Friday, October 09, 2015

Straight Outta Compton (F. Gary Gray)

Straight time

F. Gary Gray's Straight Outta Compton starts out strong, with Eazy E. (Jason Mitchell) attempting a transaction in a horrorshow crackhouse complete with shotgun-wielding gang moll and a police tank (captured by helicopter-mounted camera flying overhead in a tremendous WTF moment) literally crashing the party. 


It later settles down to the familiar rhythms of the standard-issue musical artist biopic, introducing the rest of the group (Corey Hawkins as Dr. Dre; O'Shea Jackson Jr. (looking remarkably like his father) as Ice Cube; Neil Brown Jr. and Aldis Hodge in supporting roles as DJ Yella and MC Ren respectively) and chronicling the moment when they cut their first significant single, "Boyz N' Tha Hood." Gray does manage to capture the understated thrill of people unwittingly acting out a historic moment: the scene is played with little fuss, a lot of textural realism, a funny minor detail (the original rappers leave because of a dispute over the lyrics and Eazy, drafted into doing the vocals, has to be schooled on attitude). So far so fairly well made. 

The film even has its required Mephistopheles: Paul Giamatti as Jerry Heller* approaches Eazy and talks him into founding Ruthless Records. Giamatti and Mitchell are consistently terrific in their scenes together as one plays best friend, father figure, and seducer and the other plays innocent waif and collaborating dupe--yes we've seen this story more than once before, but done well and skillfully acted it can still pack a dramatic punch.

*(This just after playing Dr. Eugene Landy, Brian Wilson's abusive therapist, in Love and Mercy--apparently when Giamatti pops up in your biopic you should immediately head the opposite direction. He's good in both, even manages to make both distinguishable characters, but performing the same essential function in two films is pushing it.)

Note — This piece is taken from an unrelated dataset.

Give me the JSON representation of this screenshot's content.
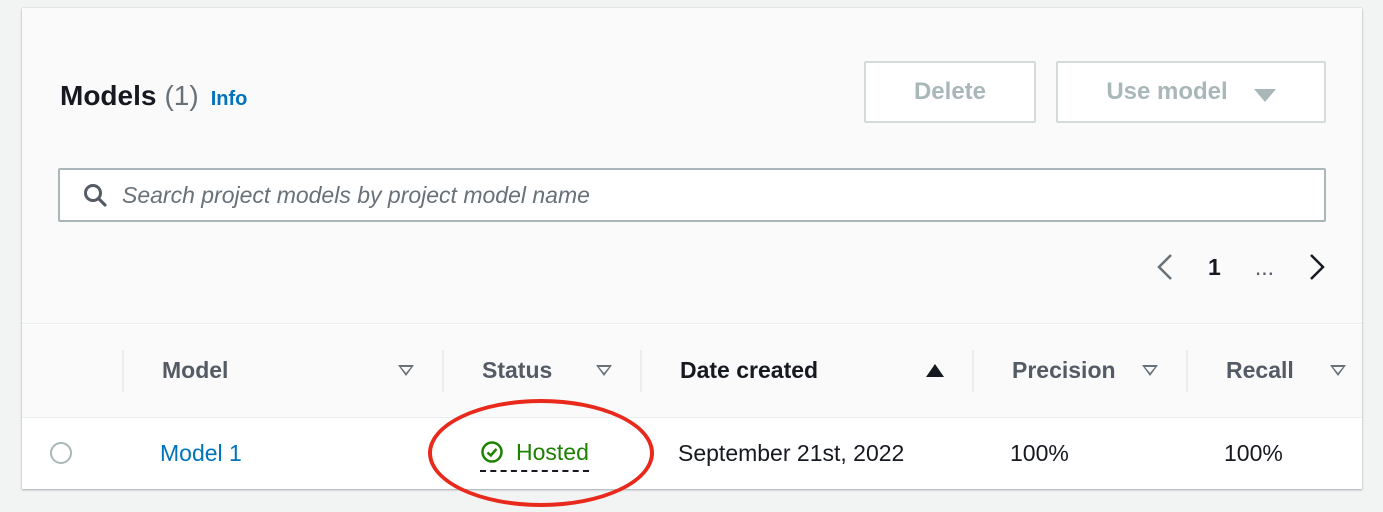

Mephisto wields his magic, sort of (you might also say the group's drive and talent forged a record, and Heller rode on their coattails): their first album under the Ruthless label, the eponymous Straight Outta Compton, is a hit, and driving the album's success is the single "Fuck Tha Police," inspired by a harassment incident.

The middle I'd call the film's high point: the Rodney King video surfaces, the police responsible for his beating are summarily acquitted, and much of metropolitan Los Angeles is rocked (and not in a good way) by the rioting that followed. Suddenly the musicians looked like journalists who've submitted an early report on the violence in their corner of the city; suddenly the seismic upheavals in the rest of the world (LA being the media epicenter) seem in synch with the group's anger and nihilism; suddenly the film itself is a furious reminder that things haven't really changed, only hopped from city to city (Ferguson, Baltimore, New York). Gray doesn't push the connections too hard, just enough to raise the hairs on the back of one's neck as they unfold onscreen. Your reaction is more visceral than intellectual; you react nevertheless.

The latter half of the film falls into another familiar narrative, The Band Falling Apart. Around a year after N.W.A. is formed Ice Cube leaves the group over disputes on royalties Heller owe him and pursues a solo career; Dr. Dre leaves as well, and signs up with the equally shady Suge Knight (R. Marcos Taylor) to form Death Row Records (the subplot outlining Dre and Knight's relationship is more than a little sketchily told). We have the requisite scenes of band members brooding, being threatened (and worse) by thugs if they don't sign up, experiencing money troubles, living the high life complete with drugs alcohol and gyrating women.

On those gyrating women--arguably the film's biggest problem is its failure to address the implicit misogyny in the group's lyrics and lives (Dr. Dre was charged with the severe beating of a female television host and settled out of court). Arrests and lawsuits are of course a part of being a celebrity which the film openly if loosely acknowledges; arrests and lawsuits involving the assault of women is a somewhat different other creature, on which the film is unfortunately silent.

The film's also silent on the group's sister act, Ruthless Record's female rap group J.J. Fad, whose hit single "Supersonic" (released months before Straight) helped established Ruthless' reputation. Not that everyone or every group involved has to be given equal time onscreen, but the boys in N.W.A. actively collaborated with the girls in J.J. Fad on their music--as Dana "Baby D" Birks put it in an article: "They were our family. They were like brothers." Telling even a few minutes of their story could have helped counteract the accusations


Then the final tropes, The Dying Artist, The Disillusioned Artist--Eazy is told that he has HIV; his wife Tomica confronts him with documentary evidence that Heller has been cheating him (probably the only moment in the film of a woman fulfilling a function other than background ornamentation). Mitchell is strong in these scenes: his bewilderment at learning the virus is not exclusive to homosexuals (good point nicely quietly made), his anger and bitterness and despair, his eventual acceptance of his end--nothing really new, told well enough that it's difficult to really object.